Aims and objectives: Antiplatelet therapy is a cornerstone in the management of the atherosclerotic vascular disease. Aspirin and clopidogrel are the two most commonly used antiplatelet drugs in its management. Recently, there has been a concern about the development of resistance to one or both antiplatelet agents with potentially devastating consequences. In this study we tried to assess the in vitro resistance to antiplatelet agents in patients presenting with acute coronary syndrome (ACS).

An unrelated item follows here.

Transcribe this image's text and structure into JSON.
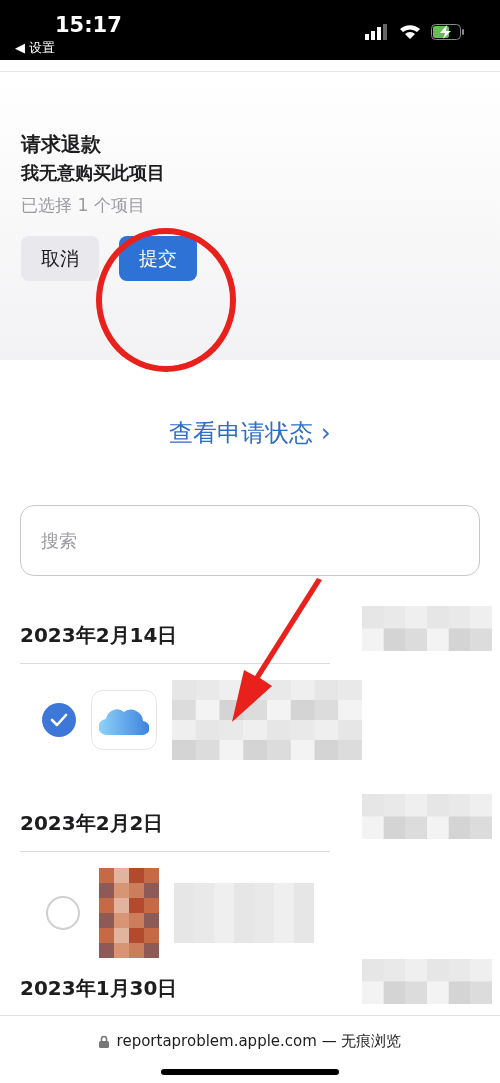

Materials and methods: 144 patients presenting with ACS, who were not on any antiplatelet therapy prior to hospital admission were evaluated in this study. Baseline clinical data was obtained before giving the oral loading dose of aspirin and clopidogrel. Patients received a loading dose of 325 mg of aspirin and 300 mg of clopidogrel followed by a daily dose of 150 mg. of aspirin and 75 mg.of clopidogrel. After 7 days of dual antiplatelet therapy, platelet aggregation pattern was analyzed using optical aggregometer (chrono-log). Response to aspirin and clopidogrel was assessed by interaction with collagen (2microg/ml) and Adenosine diphosphate (ADP) (10micro/ml) respectively. The results were analyzed. Response to doubling the dose of antiplatelet agents was also observed in 6 aspirin resistant patients, 12 clopidogrel resistant patients and in 6 patients resistant to the effect of dual antiplatelet agents.
Results: There were 22 patients (15.27%) who showed poor response to aspirin, 28 patients (19.44%) to clopidogrel (primary non-responder) and 18 patients (12.5%) showed a primary non-responsiveness to both the antiplatelet agents in the usual doses. After dose doubling, all 6 aspirin resistant patients showed adequate response but 4 out of 12 clopidogrel resistant patients showed inadequate response.
Conclusions: This pilot study brings out a disquieting picture of 12.5% patients suffering from ACS showing resistance to the antiplatelet effects of both aspirin and clopidogrel in the conventional dose. A long-term prospective randomized controlled trial is required to give an insight into this problem and its clinical consequences.